More than 18,000 people applied to be an astronaut during the last two months.
That's nearly three times the number of applications received in 2012 for the most recent astronaut class and more than two times the amount received in 1978 -- which previously held the record amount of applicants when 8,000 people applied for the position.
“It’s not at all surprising to me that so many Americans from diverse backgrounds want to personally contribute to blazing the trail on our journey to Mars,” said former astronaut and current NASA administrator Charlie Bolden. “A few exceptionally talented men and women will become the astronauts chosen in this group who will once again launch to space from U.S. soil on American-made spacecraft.”
NASA's Astronaut Selection Board will select and announce eight to 14 individuals in mid-2017. The new astronauts will train at Johnson Space Center in Houston, Texas, where they'll complete about two years of initial training on spacecraft systems, spacewalking skills and teamwork, Russian language and other skills.

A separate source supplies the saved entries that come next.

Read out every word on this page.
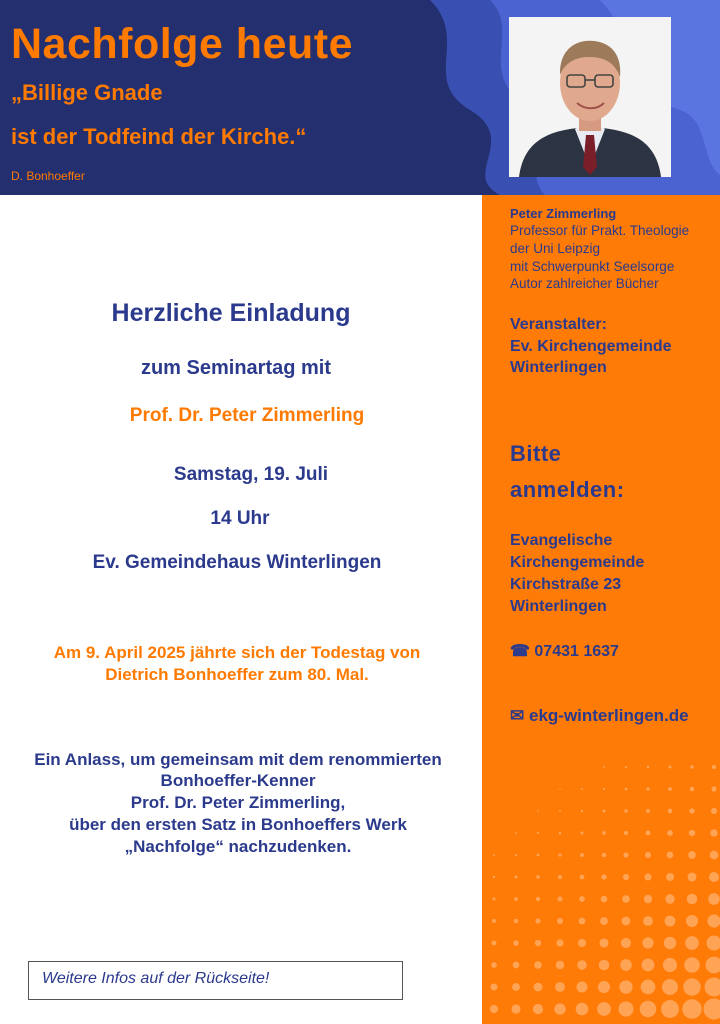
Nachfolge heute
„Billige Gnade
ist der Todfeind der Kirche.“
D. Bonhoeffer
Peter Zimmerling
Professor für Prakt. Theologie
der Uni Leipzig
mit Schwerpunkt Seelsorge
Autor zahlreicher Bücher
Veranstalter:
Ev. Kirchengemeinde
Winterlingen
Bitte
anmelden:
Evangelische
Kirchengemeinde
Kirchstraße 23
Winterlingen
☎ 07431 1637
✉ ekg-winterlingen.de
Herzliche Einladung
zum Seminartag mit
Prof. Dr. Peter Zimmerling
Samstag, 19. Juli
14 Uhr
Ev. Gemeindehaus Winterlingen
Am 9. April 2025 jährte sich der Todestag von
Dietrich Bonhoeffer zum 80. Mal.
Ein Anlass, um gemeinsam mit dem renommierten
Bonhoeffer-Kenner
Prof. Dr. Peter Zimmerling,
über den ersten Satz in Bonhoeffers Werk
„Nachfolge“ nachzudenken.
Weitere Infos auf der Rückseite!
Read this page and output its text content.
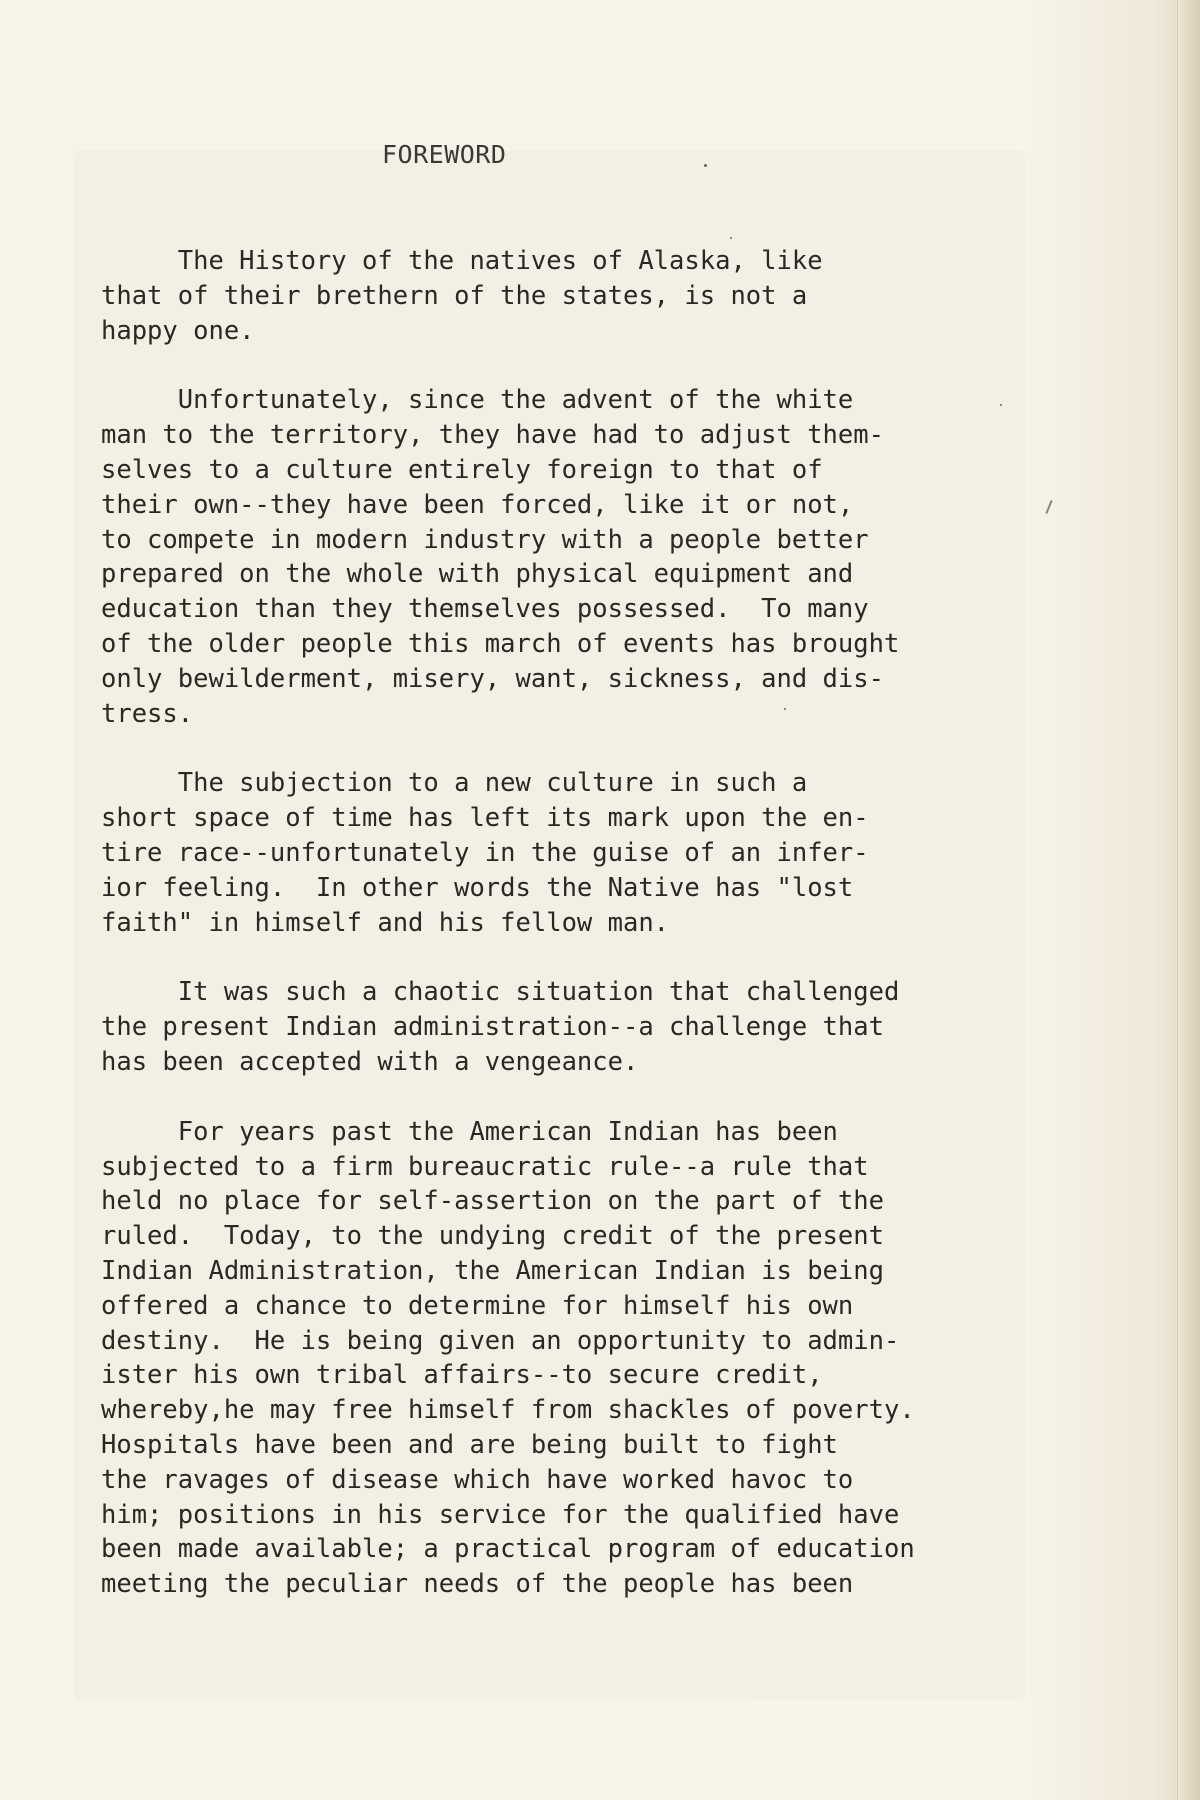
FOREWORD
The History of the natives of Alaska, like
that of their brethern of the states, is not a
happy one.
Unfortunately, since the advent of the white
man to the territory, they have had to adjust them-
selves to a culture entirely foreign to that of
their own--they have been forced, like it or not,
to compete in modern industry with a people better
prepared on the whole with physical equipment and
education than they themselves possessed.  To many
of the older people this march of events has brought
only bewilderment, misery, want, sickness, and dis-
tress.
The subjection to a new culture in such a
short space of time has left its mark upon the en-
tire race--unfortunately in the guise of an infer-
ior feeling.  In other words the Native has "lost
faith" in himself and his fellow man.
It was such a chaotic situation that challenged
the present Indian administration--a challenge that
has been accepted with a vengeance.
For years past the American Indian has been
subjected to a firm bureaucratic rule--a rule that
held no place for self-assertion on the part of the
ruled.  Today, to the undying credit of the present
Indian Administration, the American Indian is being
offered a chance to determine for himself his own
destiny.  He is being given an opportunity to admin-
ister his own tribal affairs--to secure credit,
whereby,he may free himself from shackles of poverty.
Hospitals have been and are being built to fight
the ravages of disease which have worked havoc to
him; positions in his service for the qualified have
been made available; a practical program of education
meeting the peculiar needs of the people has been
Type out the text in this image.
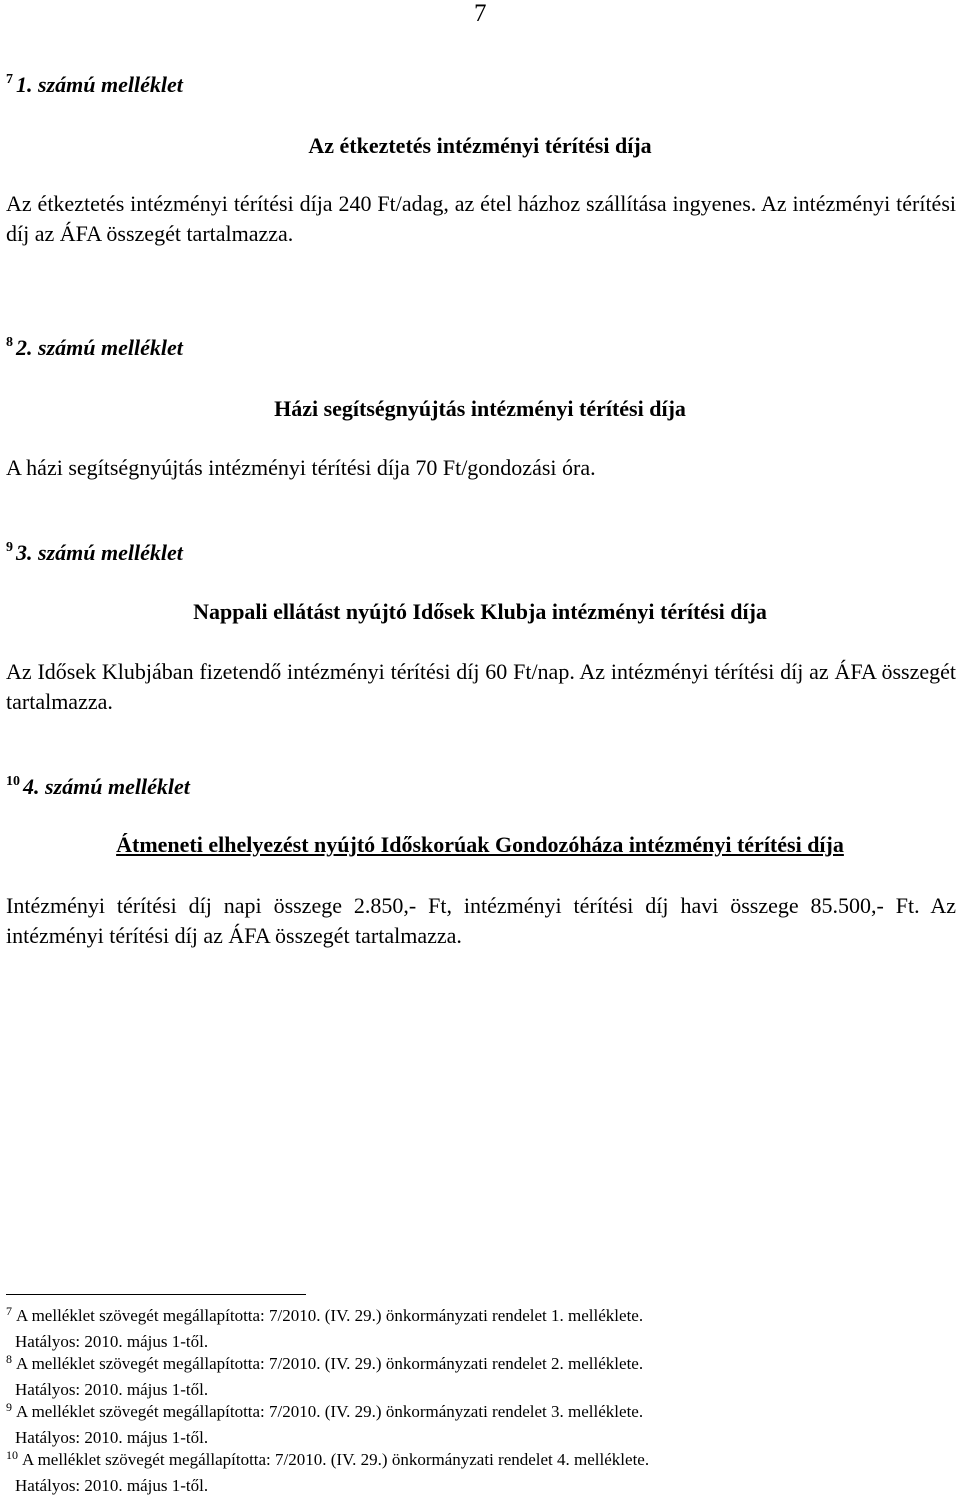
7
$^7$ 1. számú melléklet
Az étkeztetés intézményi térítési díja
Az étkeztetés intézményi térítési díja 240 Ft/adag, az étel házhoz szállítása ingyenes. Az intézményi térítési díj az ÁFA összegét tartalmazza.
$^8$ 2. számú melléklet
Házi segítségnyújtás intézményi térítési díja
A házi segítségnyújtás intézményi térítési díja 70 Ft/gondozási óra.
$^9$ 3. számú melléklet
Nappali ellátást nyújtó Idősek Klubja intézményi térítési díja
Az Idősek Klubjában fizetendő intézményi térítési díj 60 Ft/nap. Az intézményi térítési díj az ÁFA összegét tartalmazza.
$^{10}$ 4. számú melléklet
Átmeneti elhelyezést nyújtó Időskorúak Gondozóháza intézményi térítési díja
Intézményi térítési díj napi összege 2.850,- Ft, intézményi térítési díj havi összege 85.500,- Ft. Az intézményi térítési díj az ÁFA összegét tartalmazza.
$^7$ A melléklet szövegét megállapította: 7/2010. (IV. 29.) önkormányzati rendelet 1. melléklete.
Hatályos: 2010. május 1-től.
$^8$ A melléklet szövegét megállapította: 7/2010. (IV. 29.) önkormányzati rendelet 2. melléklete.
Hatályos: 2010. május 1-től.
$^9$ A melléklet szövegét megállapította: 7/2010. (IV. 29.) önkormányzati rendelet 3. melléklete.
Hatályos: 2010. május 1-től.
$^{10}$ A melléklet szövegét megállapította: 7/2010. (IV. 29.) önkormányzati rendelet 4. melléklete.
Hatályos: 2010. május 1-től.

Applications for the 2017 astronaut class opened Dec. 14, and closed Thursday.
“We have our work cut out for us with this many applications,” said Brian Kelly, director of flight operations at Johnson Space Center. “But it’s heartening to know so many people recognize what a great opportunity this is to be part of NASA’s exciting mission. I look forward to meeting the men and women talented enough to rise to the top of what is always a pool of incredible applicants.”